Sekwencja konia została porównana z genomem konia żyjącego w późnym plejstocenie 43 000 lat temu, a także z genomem pięciu współczesnych ras koni, konia Przewalskiego (dzikiego gatunku koniowatego, który odbiegał od konia domowego), i osioł.

„Nasze analizy sugerują, że rodowód Equus dający początek wszystkim współczesnym koniom, zebrom i osłom pochodzi od czterech do 4,5 miliona lat przed teraźniejszością, czyli dwa razy dłużej niż konwencjonalnie przyjęty czas” – czytamy w badaniu.

Sugeruje również, że starania o zachowanie konia Przewalskiego poprzez krzyżowanie go z rasami domowymi są uzasadnione genetycznie. Wydaje się, że w dzikim wariancie było niewiele ingerencji genetycznych.
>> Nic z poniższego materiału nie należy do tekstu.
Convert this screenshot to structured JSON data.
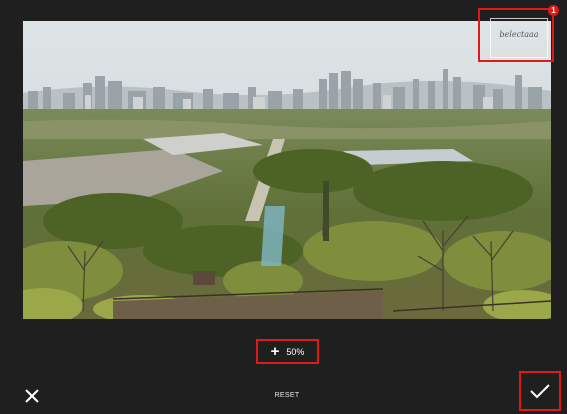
{
  "editor": {
    "zoom": {
      "value": "50%",
      "plus_icon": "plus-icon"
    },
    "reset_label": "RESET",
    "watermark": {
      "signature": "belectaaa",
      "badge": "1"
    },
    "icons": {
      "close": "close-icon",
      "confirm": "checkmark-icon"
    },
    "accent_color": "#e01919"
  }
}
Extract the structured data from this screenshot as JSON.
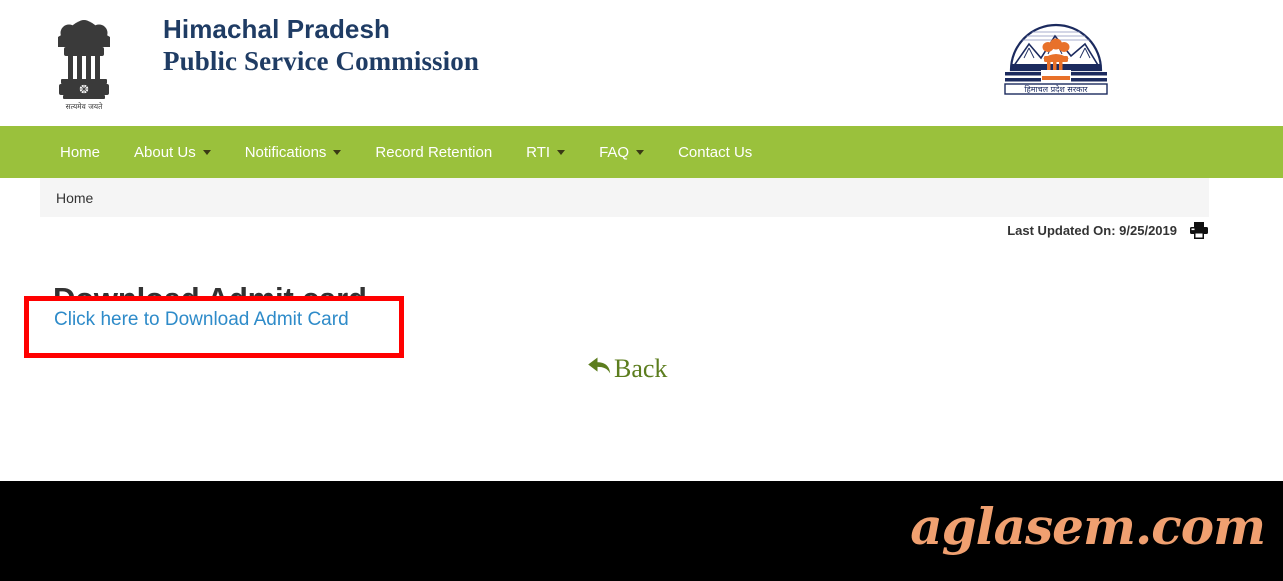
{
  "header": {
    "title_line1": "Himachal Pradesh",
    "title_line2": "Public Service Commission",
    "emblem_caption": "सत्यमेव जयते",
    "state_logo_caption": "हिमाचल प्रदेश सरकार",
    "title_color": "#1f3c64"
  },
  "nav": {
    "background_color": "#9ac13c",
    "items": [
      {
        "label": "Home",
        "has_dropdown": false
      },
      {
        "label": "About Us",
        "has_dropdown": true
      },
      {
        "label": "Notifications",
        "has_dropdown": true
      },
      {
        "label": "Record Retention",
        "has_dropdown": false
      },
      {
        "label": "RTI",
        "has_dropdown": true
      },
      {
        "label": "FAQ",
        "has_dropdown": true
      },
      {
        "label": "Contact Us",
        "has_dropdown": false
      }
    ]
  },
  "breadcrumb": {
    "items": [
      "Home"
    ]
  },
  "meta": {
    "last_updated_label": "Last Updated On: 9/25/2019",
    "print_icon": "printer-icon"
  },
  "main": {
    "heading": "Download Admit card",
    "download_link_label": "Click here to Download Admit Card",
    "download_link_color": "#2e8bc9",
    "highlight_border_color": "#ff0000",
    "back_label": "Back",
    "back_color": "#5c7d1e"
  },
  "footer": {
    "background_color": "#000000",
    "watermark": "aglasem.com",
    "watermark_color": "#f0a070"
  }
}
Poza tym natychmiastowym odkryciem naukowcy są przekonani, że ich praca pewnego dnia rzuci światło na prehistoryczne zwierzęta, a nawet naszych przodków, dzięki skamieniałościom, których DNA jest konwencjonalnie uważane za zbyt zdegradowane, aby można je było zsekwencjonować.

„W bardzo zimnych warunkach około 10 procent cząsteczek o małych rozmiarach ma duże szanse na przetrwanie powyżej miliona lat” – powiedział Orlando.

„Otworzyliśmy drzwi, o których myśleliśmy, że były zamknięte na zawsze. Wszystko zależy od postępu technologicznego, ale mamy mnóstwo argumentów, by wierzyć, że przyszłość zaprowadzi nas do skarbu, a nie do ślepego zaułka”.